Well After a few rough spots this past week and some intense examination of what I want in my life and what I need in my life and running my "brainstorms" past my ever so wise SIL... I have made some decisions.
1. I am going to go back to substitute teaching and applying to grad school to go get my MAT. I guess I am either in the..."there is a reason everything keeps falling through and you come back to this plan" or the "if you can't beat them, join them" modes of thinking but in either case I am going to start looking forward rather than back. One thing about it, there will never be a shortage of science teachers!
2. I am NOT going to even try to go the conference I was supposed to go to in Houston in December. I am through stressing about it. I am not putting my money into it when there are things that are far more important to me.
3. I am going home to see my family in December.

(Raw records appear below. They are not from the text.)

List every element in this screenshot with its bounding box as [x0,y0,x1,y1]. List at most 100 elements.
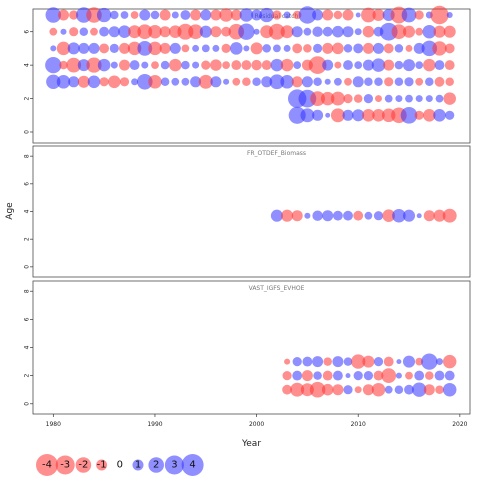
residual-point [354,386,362,394]
residual-point [238,23,255,40]
residual-point [280,75,294,89]
residual-point [99,26,110,37]
residual-point [421,353,438,370]
residual-point [373,357,384,367]
x-tick-label: 1980 [46,421,61,428]
residual-point [129,60,140,71]
residual-point [435,94,444,103]
residual-point [58,9,69,21]
residual-point [353,43,364,54]
legend-label: -1 [97,460,107,471]
residual-point [99,43,110,54]
residual-point [88,42,100,54]
residual-point [46,74,61,89]
legend-label: 4 [189,460,195,471]
residual-point [425,371,434,380]
y-tick-label: 4 [24,345,31,349]
residual-point [442,354,457,369]
residual-point [322,210,334,222]
residual-point [444,370,455,381]
residual-point [223,78,230,85]
legend-swatch [96,459,108,471]
legend-label: -4 [42,460,52,471]
residual-point [253,28,260,35]
residual-point [361,7,376,23]
residual-point [119,42,130,54]
residual-point [352,109,365,122]
residual-point [413,42,425,54]
residual-point [405,94,413,103]
y-tick-label: 2 [24,237,31,241]
residual-point [301,370,313,382]
residual-point [434,60,445,71]
residual-point [77,59,90,72]
residual-point [148,41,162,56]
residual-point [445,110,455,120]
residual-point [415,357,424,366]
residual-point [86,7,102,23]
residual-point [320,91,335,106]
residual-point [422,24,437,39]
residual-point [259,7,274,23]
residual-point [402,59,416,72]
residual-point [159,9,171,21]
residual-point [69,10,79,20]
residual-point [169,42,181,54]
legend-swatch [55,455,75,475]
residual-point [442,208,457,223]
residual-point [169,58,182,72]
residual-point [414,110,424,120]
residual-point [181,60,190,70]
residual-point [200,9,212,21]
legend-swatch [132,459,144,471]
residual-point [333,10,343,20]
residual-point [66,57,82,73]
residual-point [110,61,118,69]
y-tick-label: 0 [24,402,31,406]
residual-point [199,25,212,38]
residual-point [395,95,403,103]
legend-label: 2 [153,460,159,471]
legend-label: 0 [117,460,123,471]
residual-point [402,25,416,38]
residual-point [423,210,435,222]
legend-swatch [148,457,164,473]
residual-point [239,8,254,22]
residual-point [304,212,311,219]
residual-point [362,109,375,122]
y-tick-label: 8 [24,289,31,293]
residual-point [323,357,332,366]
residual-point [128,25,142,39]
residual-point [343,94,353,104]
residual-point [56,41,71,56]
residual-point [159,26,171,38]
y-tick-label: 0 [24,130,31,134]
residual-point [402,209,416,222]
residual-point [310,91,325,106]
residual-point [308,56,327,74]
residual-point [425,95,433,103]
residual-point [342,26,354,38]
residual-point [181,44,190,53]
residual-point [381,368,397,383]
residual-point [343,385,353,395]
residual-point [283,44,291,52]
residual-point [392,208,406,223]
residual-point [148,24,162,39]
residual-point [362,355,375,368]
residual-point [79,27,89,36]
residual-point [313,77,322,87]
residual-point [221,43,231,54]
residual-point [343,44,353,53]
residual-point [68,76,80,88]
residual-point [293,61,302,69]
residual-point [354,61,363,69]
residual-point [332,356,344,368]
residual-point [108,26,120,38]
legend-label: -2 [78,460,88,471]
residual-point [415,61,424,69]
residual-point [382,209,395,222]
residual-point [423,58,436,72]
residual-point [384,385,393,394]
residual-point [384,77,394,87]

My brother will be coming home from Germany on the 16th on leave. I miss my brother and the rest of my family and I don't see why I can't spend a couple of days there when I spend every single other holiday with my in laws. I will be back before Christmas. So there are fewer cookies and decorations. Everyone will live. This is for me. (something very telling here when I refer to my childhood home as home and not where I have lived for more than 20 years as home.)
I have a friend who is constantly berating me for giving, giving, giving to everyone to the point that I compromise things for myself. He is just as bad so he shouldn't be throwing stones but I love him so I will allow it. The fact remains that he is right. My own family has gotten so spoiled that 9 days out of 10 I find myself wishing that I am anyplace else but here. Like as not someday I will be too. The sad fact is when you give too much you lose yourself. I went from my parent's home to living with my husband, having 1 son and then a second. Then I landed a wonderful job that allowed me to grow, and learn and stretch beyond my small corner of the world. I thought I had the world by the tail. I lost my job 6 months ago and I am just now seeing that while I loved what I did, it became a part of my identity, just like being my father's daughter, my husband's wife, my sons' mother. When I thought I had found Maria, I realize now that once again I lost her in the maze of overtime, road trips and long distance phone calls.
Beginning today, I am starting on a new journey. Who am I? Who do I want to be? Where do I want to be? I am going to find out.